Two websites that posted videos showing hate speech against Korean residents have deleted the content at the request of the Justice Ministry, which is working to crack down on racist propaganda, sources close to the matter said Saturday.
It is the first time the ministry has managed to get such videos removed from websites.
But some critics have called for a cautious approach to such Internet censorship, expressing concern that it could restrict freedom of expression.
The videos in question showed members of the anti-Korean activist group Zaitokukai protesting in front of Korea University in Kodaira in western Tokyo in November 2009. Shouts of “Let’s kick out Koreans from Japan” could be heard on the video clips.
The videos were accessible on some websites, including the Japanese streaming website Nico Nico.
Some people contacted the ministry saying they felt violated by the material, prompting the deletion request. Although the ministry’s request was not legally binding, Nico Nico and another website removed the content, citing human rights infringements, the sources said.
The ministry has been stepping up its efforts to tackle hate speech, including the urging of a former leader of Zaitokukai in December to end such action.

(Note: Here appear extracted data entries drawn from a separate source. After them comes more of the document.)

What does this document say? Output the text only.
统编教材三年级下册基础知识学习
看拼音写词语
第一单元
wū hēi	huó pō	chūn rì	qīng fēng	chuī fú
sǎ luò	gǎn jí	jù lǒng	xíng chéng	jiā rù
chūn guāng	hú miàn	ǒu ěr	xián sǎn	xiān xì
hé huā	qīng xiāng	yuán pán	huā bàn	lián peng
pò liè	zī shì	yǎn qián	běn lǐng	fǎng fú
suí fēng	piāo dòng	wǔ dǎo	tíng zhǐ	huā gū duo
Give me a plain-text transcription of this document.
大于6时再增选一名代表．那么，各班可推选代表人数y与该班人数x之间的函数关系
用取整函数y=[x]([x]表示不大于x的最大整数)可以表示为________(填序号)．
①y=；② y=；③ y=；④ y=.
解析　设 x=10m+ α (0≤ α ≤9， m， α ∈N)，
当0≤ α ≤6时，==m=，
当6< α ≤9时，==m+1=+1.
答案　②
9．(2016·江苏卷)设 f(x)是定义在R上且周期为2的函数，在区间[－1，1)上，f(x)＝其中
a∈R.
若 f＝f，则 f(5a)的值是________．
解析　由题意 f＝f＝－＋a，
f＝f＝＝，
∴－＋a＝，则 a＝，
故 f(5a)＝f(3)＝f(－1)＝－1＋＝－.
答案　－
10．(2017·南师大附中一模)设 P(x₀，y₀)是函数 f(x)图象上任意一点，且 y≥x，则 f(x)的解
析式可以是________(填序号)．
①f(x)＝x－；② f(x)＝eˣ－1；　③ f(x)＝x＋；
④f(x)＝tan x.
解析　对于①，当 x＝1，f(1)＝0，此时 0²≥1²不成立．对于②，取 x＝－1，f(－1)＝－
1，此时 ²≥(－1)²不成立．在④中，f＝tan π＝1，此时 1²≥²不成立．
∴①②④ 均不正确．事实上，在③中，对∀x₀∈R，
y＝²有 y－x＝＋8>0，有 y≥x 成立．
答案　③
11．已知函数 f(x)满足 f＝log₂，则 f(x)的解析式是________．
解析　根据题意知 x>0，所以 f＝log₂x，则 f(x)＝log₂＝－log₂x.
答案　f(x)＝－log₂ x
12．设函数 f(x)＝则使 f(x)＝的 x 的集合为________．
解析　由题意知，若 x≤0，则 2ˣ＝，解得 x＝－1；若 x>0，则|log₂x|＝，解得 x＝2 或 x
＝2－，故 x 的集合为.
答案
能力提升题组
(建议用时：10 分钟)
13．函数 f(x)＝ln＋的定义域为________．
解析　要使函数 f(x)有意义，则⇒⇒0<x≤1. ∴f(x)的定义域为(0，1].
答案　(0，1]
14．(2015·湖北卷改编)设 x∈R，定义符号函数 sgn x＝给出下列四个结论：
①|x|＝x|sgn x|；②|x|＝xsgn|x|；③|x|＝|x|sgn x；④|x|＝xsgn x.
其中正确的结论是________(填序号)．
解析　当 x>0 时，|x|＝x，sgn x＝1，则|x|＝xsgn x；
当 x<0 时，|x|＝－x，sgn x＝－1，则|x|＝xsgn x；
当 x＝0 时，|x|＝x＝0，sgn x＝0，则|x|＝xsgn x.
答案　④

Yoji Ochiai, a lawyer who is knowledgeable about Internet issues, said government action is needed “to help victims who cannot address the problems themselves” but such moves could lead to “intervention into the freedom of expression if they become excessive.”
Currently, it is not clear on what criteria the ministry bases its request for deleting videos online.
The ministry should exercise its authority “in a modest way,” Ochiai said.